Он повел их за собой через опустевший зал таверны, где метался перепуганный хозяин, твердивший, что теперь его заведение наверняка снесут, а его самого вздернут. Когда Перкен с беглецами возникли перед ним, он лишь отчаянно замахал руками. Каменщик молча повел их через боковой ход к небольшому окошку, выходящему на реку, из тех, через какие принято было выплескивать помои. Из окошка спускалась узкая веревочная лестница, внизу на волнах покачивалась лодка, которой правил маленький безбровый лодочник, еще недавно повествовавший о щедротах графа Уорвика.

– Скорей, скорей! – торопил он. – Пока в этом столпотворении вас хватятся, мы будем уже далеко.

Рывками налегая на весла, он провел лодку под гудевшим вверху над головой Лондонским мостом и, мощно загребая, направился на середину реки. В его небольшом крепком теле таилась недюжинная сила, и, хотя ялик его был перегружен, лодочник даже ухитрялся шутить:

– Не волнуйтесь, леди. «Ласточка Уорвика» не может не послужить как следует его дочери.

– А куда вы собираетесь нас доставить? – спросил Майсгрейв.

Перкен и лодочник переглянулись.

– Видите ли, господа, – нерешительно начал лодочник, – будет лучше всего, если мы отвезем вас в Уайтфрайерс.

– Уайтфрайерс? – спросила Анна. – Это, кажется, монастырь?

– Да, монастырь. Но так называют еще и квартал, что тянется от монастыря до самого Темпла. Уайтфрайерс, или же, как говорится в простонародье, – Эльзас.

Анна нахмурилась:

– Но ведь, насколько я знаю, это место, где квартирует всякий сброд – головорезы, разбойники и воры?
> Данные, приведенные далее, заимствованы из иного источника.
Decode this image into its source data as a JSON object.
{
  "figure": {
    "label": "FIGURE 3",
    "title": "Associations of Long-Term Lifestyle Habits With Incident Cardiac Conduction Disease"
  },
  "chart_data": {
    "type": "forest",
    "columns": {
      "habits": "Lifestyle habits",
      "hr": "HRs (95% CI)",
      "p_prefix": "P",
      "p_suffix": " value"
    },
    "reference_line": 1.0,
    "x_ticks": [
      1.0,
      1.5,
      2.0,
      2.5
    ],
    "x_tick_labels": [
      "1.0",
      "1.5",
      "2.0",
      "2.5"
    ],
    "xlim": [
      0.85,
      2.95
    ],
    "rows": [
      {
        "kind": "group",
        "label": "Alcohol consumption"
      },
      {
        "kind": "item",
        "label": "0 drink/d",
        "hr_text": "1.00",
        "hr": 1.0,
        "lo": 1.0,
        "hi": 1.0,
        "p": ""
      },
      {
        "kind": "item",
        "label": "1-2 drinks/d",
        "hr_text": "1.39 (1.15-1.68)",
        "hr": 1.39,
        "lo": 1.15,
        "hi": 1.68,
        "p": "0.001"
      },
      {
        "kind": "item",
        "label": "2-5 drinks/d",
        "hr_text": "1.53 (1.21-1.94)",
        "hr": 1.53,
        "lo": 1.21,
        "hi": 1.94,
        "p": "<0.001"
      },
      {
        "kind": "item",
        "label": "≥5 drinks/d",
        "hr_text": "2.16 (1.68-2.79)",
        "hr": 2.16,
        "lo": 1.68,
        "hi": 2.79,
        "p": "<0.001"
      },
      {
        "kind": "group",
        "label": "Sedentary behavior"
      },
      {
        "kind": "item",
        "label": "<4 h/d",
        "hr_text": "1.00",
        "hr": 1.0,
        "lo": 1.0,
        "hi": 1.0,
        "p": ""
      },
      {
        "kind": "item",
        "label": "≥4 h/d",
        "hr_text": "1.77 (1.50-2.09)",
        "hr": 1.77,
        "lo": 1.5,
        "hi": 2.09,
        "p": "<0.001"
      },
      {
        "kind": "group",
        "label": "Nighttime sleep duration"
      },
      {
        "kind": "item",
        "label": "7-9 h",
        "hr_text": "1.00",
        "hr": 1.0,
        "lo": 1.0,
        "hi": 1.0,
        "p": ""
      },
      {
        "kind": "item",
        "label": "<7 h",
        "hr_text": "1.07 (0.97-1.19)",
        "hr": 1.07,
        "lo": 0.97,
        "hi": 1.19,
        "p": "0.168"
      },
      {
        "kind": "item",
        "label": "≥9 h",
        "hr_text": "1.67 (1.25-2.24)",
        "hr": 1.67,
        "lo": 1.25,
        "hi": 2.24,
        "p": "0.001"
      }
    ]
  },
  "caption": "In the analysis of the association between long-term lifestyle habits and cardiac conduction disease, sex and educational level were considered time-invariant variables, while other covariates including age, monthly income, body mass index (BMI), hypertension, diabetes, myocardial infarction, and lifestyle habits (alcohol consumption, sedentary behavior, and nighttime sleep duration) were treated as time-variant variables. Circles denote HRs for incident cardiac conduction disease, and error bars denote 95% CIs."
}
– Увы, это правда, леди. Конечно, Уайтфрайерс – не самое подходящее место для дочери Делателя Королей, однако вы забываете, что уже двести лет это место обладает привилегией предоставлять убежище тем, кто скрывается от властей. К тому же, если станет известно, что на Лондонском мосту видели Анну Невиль – а слух об этом разлетится незамедлительно, – вас начнут искать по всему городу, но в Эльзас сунутся в последнюю очередь.

Анна была вынуждена согласиться. Ей вдруг стало тревожно. Ведь она, как никто из спутников, понимала, до какой степени Глостер напуган тем, что и письмо, и Анна следуют вместе, и поэтому пойдет на все, чтобы схватить их.